More and more subway lines are taken out of service on weekends and at other off-peak hours. And service that continues through the off hours is usually awful. Many New Yorkers who live away from the center of the city, who live and ride the subways to the outer boroughs at late night and weekend hours, will testify to the truth of the previous sentence.
But, as the New York City subway system continues to deteriorate and as New York City and New York State prescribe more government spending as the solution to all our problems, this word is verboten by political and media elites here: Privatization.
Even the supposed friends of private enterprise, the Manhattan Institute, don’t argue for the abolition of the Metropolitan Transportation Authority (MTA), the state agency that has run the subways since the late 1960s. Some supposed friends of laissez-faire don’t accept that private transportation systems can ever effectively run the trains and make money.
Instead they argue for new forms of government funding and controls. This reminds me of one of the comments of the Austrian economist Ludwig von Mises. “Even many of the critics of socialism sound like socialists.”
Ignoring History
But the problem of government transportation companies is profound. It requires an understanding of history and how governments running transportation systems have failed time and again. Government systems have been a mess, whether in New York, nationally (Amtrak) or in the experiences of a state railroad in Michigan in the 19th century.
In New York, we have forgotten the history of the subway system just as millions of Americans forgot that private passenger railroads once were profitable until regulated to death by the 1960s. The subways were never privately owned. But private management companies built the first lines and made money under a city contract.
These first lines were considered “an engineering marvel,” wrote Robert Caro in the book “Power Broker.” People came from around the world in those first years of the subways to admire them (New Yorker subway riders, please stop laughing).
And the privately owned IRT once made a lot of money under a city franchise. It continued making money until about the end of World War I. Then what some would call a “socialism without doctrines” started to operate and fares were seemingly frozen forever despite costs rising.
Americans and Socialism
Most Americans, until recently, didn’t like the term socialism. So the way to collectivize an industry was, and is, regulating it to death. The IRT, despite repeated requests in the 1920s to raise the nickel fare, was never allowed a higher fare even though costs skyrocketed owing to World War I inflation.
The system began to lose money and deteriorate in the 1930s just as much of New York housing has deteriorated under rent controls (By the way, it is now official: The biggest New York City slumlord is the city government through its New York City Housing Authority).
A libertarian journalist understood what was happening in the subways in 1940 when the city took over.

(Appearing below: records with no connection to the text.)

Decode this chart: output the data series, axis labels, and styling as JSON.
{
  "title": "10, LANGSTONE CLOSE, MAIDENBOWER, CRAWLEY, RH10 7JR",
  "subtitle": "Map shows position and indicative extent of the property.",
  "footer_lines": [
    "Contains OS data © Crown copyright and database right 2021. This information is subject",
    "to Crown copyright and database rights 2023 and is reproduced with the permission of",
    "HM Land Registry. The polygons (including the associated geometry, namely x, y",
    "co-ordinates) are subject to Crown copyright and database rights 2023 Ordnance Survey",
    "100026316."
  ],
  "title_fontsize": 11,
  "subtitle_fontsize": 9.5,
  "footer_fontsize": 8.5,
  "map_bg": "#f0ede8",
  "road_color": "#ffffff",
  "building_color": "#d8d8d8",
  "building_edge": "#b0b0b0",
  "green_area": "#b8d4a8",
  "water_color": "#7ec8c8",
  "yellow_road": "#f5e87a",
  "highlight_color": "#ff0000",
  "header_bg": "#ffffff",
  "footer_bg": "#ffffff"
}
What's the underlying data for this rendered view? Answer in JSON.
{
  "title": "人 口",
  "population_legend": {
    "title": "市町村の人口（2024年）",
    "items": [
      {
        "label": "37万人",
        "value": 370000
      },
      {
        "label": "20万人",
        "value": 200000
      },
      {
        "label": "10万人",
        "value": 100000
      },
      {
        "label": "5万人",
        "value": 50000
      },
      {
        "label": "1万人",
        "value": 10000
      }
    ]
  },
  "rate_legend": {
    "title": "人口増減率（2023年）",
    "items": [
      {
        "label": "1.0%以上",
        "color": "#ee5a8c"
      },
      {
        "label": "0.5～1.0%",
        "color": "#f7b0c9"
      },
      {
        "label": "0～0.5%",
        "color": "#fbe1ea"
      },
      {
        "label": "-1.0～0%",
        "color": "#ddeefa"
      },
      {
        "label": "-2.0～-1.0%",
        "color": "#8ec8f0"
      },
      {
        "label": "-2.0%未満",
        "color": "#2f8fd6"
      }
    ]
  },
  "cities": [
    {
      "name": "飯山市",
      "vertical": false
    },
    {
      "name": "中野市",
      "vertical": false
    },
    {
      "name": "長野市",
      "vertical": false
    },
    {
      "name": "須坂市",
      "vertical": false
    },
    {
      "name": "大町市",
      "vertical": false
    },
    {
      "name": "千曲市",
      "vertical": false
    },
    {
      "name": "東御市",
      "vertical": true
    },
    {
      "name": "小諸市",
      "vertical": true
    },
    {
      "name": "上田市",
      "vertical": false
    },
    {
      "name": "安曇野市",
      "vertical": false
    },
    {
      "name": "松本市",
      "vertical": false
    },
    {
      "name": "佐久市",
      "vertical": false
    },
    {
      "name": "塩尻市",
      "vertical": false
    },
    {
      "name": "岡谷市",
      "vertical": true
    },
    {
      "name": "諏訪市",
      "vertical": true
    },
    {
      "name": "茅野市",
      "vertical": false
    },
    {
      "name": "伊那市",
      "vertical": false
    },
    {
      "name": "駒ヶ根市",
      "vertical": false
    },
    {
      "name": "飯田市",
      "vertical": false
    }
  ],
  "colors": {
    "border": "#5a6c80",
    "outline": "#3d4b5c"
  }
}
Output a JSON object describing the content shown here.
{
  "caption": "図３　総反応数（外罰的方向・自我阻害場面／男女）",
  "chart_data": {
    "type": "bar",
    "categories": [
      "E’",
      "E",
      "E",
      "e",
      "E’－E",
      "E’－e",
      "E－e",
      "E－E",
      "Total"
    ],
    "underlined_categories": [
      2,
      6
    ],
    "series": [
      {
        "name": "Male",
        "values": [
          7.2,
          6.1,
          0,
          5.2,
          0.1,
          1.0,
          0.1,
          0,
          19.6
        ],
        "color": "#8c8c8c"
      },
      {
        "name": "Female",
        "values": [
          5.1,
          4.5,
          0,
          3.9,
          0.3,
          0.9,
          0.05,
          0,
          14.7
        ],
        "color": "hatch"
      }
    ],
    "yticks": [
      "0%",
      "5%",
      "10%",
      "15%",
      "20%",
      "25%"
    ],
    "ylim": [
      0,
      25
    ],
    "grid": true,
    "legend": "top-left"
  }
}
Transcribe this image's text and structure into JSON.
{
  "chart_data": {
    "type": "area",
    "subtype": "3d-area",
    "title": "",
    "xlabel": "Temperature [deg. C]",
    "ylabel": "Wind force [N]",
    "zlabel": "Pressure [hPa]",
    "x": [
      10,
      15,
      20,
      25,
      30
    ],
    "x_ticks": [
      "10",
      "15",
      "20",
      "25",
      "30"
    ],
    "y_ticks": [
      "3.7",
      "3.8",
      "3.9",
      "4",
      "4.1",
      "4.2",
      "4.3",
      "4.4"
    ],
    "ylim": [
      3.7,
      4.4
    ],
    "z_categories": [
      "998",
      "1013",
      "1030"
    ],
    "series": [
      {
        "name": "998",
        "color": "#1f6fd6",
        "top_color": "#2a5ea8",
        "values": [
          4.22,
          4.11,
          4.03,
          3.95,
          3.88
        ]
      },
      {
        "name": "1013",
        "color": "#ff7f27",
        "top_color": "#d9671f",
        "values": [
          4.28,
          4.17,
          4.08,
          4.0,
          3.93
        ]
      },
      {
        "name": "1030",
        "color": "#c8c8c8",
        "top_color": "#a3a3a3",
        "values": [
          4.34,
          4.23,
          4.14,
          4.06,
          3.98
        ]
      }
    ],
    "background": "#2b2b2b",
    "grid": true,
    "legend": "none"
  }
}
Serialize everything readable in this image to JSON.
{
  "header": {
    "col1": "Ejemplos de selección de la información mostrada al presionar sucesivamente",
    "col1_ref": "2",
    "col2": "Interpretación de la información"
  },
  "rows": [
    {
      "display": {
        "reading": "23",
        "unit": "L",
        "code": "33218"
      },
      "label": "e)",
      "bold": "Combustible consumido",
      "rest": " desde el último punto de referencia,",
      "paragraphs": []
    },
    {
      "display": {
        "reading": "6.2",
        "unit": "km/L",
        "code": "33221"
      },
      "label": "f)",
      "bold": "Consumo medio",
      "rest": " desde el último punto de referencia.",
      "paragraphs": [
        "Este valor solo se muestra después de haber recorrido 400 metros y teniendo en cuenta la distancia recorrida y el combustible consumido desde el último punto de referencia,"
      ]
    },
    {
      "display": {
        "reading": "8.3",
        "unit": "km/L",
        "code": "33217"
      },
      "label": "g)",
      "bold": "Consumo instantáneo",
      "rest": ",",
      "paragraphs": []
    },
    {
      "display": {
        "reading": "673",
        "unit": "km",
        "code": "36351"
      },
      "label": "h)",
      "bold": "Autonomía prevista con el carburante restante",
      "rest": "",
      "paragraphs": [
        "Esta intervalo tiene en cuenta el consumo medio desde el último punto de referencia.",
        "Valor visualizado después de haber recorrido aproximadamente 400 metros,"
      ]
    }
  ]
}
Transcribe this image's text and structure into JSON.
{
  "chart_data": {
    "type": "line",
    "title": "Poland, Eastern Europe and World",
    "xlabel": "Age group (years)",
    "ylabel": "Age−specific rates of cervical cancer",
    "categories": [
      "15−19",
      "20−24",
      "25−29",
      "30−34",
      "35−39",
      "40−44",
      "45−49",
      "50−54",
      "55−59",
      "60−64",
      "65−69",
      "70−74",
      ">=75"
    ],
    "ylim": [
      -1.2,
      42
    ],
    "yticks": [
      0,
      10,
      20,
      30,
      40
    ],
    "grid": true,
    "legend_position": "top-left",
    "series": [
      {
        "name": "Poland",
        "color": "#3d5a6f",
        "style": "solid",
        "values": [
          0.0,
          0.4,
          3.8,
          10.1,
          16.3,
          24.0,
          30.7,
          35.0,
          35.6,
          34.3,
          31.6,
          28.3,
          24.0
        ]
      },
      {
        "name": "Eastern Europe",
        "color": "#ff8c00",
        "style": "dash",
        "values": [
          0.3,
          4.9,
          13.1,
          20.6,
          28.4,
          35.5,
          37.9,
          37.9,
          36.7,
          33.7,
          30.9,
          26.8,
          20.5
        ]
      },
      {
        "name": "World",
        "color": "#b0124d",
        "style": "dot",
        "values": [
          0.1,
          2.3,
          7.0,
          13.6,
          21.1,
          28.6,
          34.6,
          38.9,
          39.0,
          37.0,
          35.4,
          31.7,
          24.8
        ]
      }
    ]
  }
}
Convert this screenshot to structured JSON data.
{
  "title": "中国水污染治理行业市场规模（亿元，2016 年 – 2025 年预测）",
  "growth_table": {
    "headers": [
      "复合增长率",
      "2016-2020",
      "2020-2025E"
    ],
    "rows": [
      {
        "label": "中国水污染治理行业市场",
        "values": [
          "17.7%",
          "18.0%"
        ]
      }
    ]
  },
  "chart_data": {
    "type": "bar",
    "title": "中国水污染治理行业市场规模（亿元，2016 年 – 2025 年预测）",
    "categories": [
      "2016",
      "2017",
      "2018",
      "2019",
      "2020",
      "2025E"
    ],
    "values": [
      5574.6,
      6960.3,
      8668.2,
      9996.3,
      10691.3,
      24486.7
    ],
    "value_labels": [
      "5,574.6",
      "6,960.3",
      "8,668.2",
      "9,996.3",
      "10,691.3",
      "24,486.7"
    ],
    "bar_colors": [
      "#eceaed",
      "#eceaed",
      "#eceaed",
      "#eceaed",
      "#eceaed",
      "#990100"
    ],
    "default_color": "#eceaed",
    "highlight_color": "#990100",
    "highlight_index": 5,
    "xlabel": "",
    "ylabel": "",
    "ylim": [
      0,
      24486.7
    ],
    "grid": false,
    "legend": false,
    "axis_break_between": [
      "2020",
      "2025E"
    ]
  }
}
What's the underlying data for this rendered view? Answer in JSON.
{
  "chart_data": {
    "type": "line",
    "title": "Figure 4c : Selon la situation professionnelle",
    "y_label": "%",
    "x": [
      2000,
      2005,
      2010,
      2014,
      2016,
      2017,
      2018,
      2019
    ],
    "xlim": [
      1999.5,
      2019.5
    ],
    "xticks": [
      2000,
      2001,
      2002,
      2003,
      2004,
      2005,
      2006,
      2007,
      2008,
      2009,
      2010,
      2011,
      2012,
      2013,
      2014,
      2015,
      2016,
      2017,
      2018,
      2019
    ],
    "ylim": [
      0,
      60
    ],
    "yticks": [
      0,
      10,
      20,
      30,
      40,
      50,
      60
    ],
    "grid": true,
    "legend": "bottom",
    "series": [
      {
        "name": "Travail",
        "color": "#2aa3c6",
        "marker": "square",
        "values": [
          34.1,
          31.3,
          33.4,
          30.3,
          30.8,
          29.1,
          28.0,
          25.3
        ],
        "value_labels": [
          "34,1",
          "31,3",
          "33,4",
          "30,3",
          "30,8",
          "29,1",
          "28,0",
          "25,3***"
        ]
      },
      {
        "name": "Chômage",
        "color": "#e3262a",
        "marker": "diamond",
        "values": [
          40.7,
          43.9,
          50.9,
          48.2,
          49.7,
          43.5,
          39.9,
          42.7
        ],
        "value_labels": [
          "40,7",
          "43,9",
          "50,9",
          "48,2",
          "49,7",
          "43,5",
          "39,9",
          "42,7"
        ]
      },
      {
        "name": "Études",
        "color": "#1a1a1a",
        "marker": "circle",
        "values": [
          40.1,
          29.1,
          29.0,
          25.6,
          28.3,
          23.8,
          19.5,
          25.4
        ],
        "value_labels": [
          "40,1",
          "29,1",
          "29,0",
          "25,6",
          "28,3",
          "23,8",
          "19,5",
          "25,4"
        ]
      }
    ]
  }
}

“The City of New York has set a pattern for the nationalizing of the railroads of the country,” said journalist Frank Chodorov in reviewing the events of 1940. “A regulatory body, with power to fix rates and compel unprofitable operation, squeezes the business into bankruptcy, so that the owners are quite willing to sell their property to the taxpayers, and bureaucracy improves its position.”
The perpetual nickel subway fare under private management—which went up quickly after the city took over—destroyed private management. That’s because price controls—as tempting as they seem to most of us when we want to buy something but not when we want to sell something of ours—never work.
By the late 1930s, the IRT was ready to sell. Supposedly the private transportation system had failed, the good government groups (Goo-Goos) of that era were wrong. They said when the city bought out the last private management company that the system would be great. And now the city, the Goo-Goos said, through government operation would end labor disputes—please stop laughing New York subway riders! —and provide economies of scale, all promises never anywhere near realized since the red ink system has been cash strapped ever since. They also promised to build new lines such as the Second Avenue Subway.
By the way, the latter is finally about 20 percent built and more than a half century late. And this came after voters, on three separate occasions, paid for bond issues. Most of the proceeds were spent not to build promised new liens, but to close subway deficits. Indeed, the MTA remains deep in debt.
More problems on the Way
A state official recently detailed the subways’ considerable red ink.
“The Metropolitan Transportation Authority (MTA) is facing its greatest crisis in decades. Service has deteriorated and subway ridership is falling despite the largest job expansion in the City’s history,” wrote New York State Comptroller Thomas DiNapoli in December.
“Since July 2018, the MTA’s budget gap for 2020 has nearly doubled to $510 million and the 2022 gap has grown to $991 million,” he wrote. “These estimates already assume fare and toll increases of 4 percent in 2019 and 2021.” He added the MTA might “reduce services.”
Actually, the state comptroller is a little late with that analysis. Subway service, in quality and quantity has already been reduced in many ways.
This documented disaster has result in a political cat fight as the mayor of city of New York and governor of the state of New York—who both agree with the rest of the city and state pols that the system can never be privatized—trade charges over who is responsible. But again, it is the history of government transportation systems that should guide us.
The British economist Alexander Gray, writing about the London Underground about 75 years ago in the book “The Socialist Tradition,” warned that the more the state interferes and controls, “the less does it show a disposition to accept ultimate and direct responsibility for what it has done.”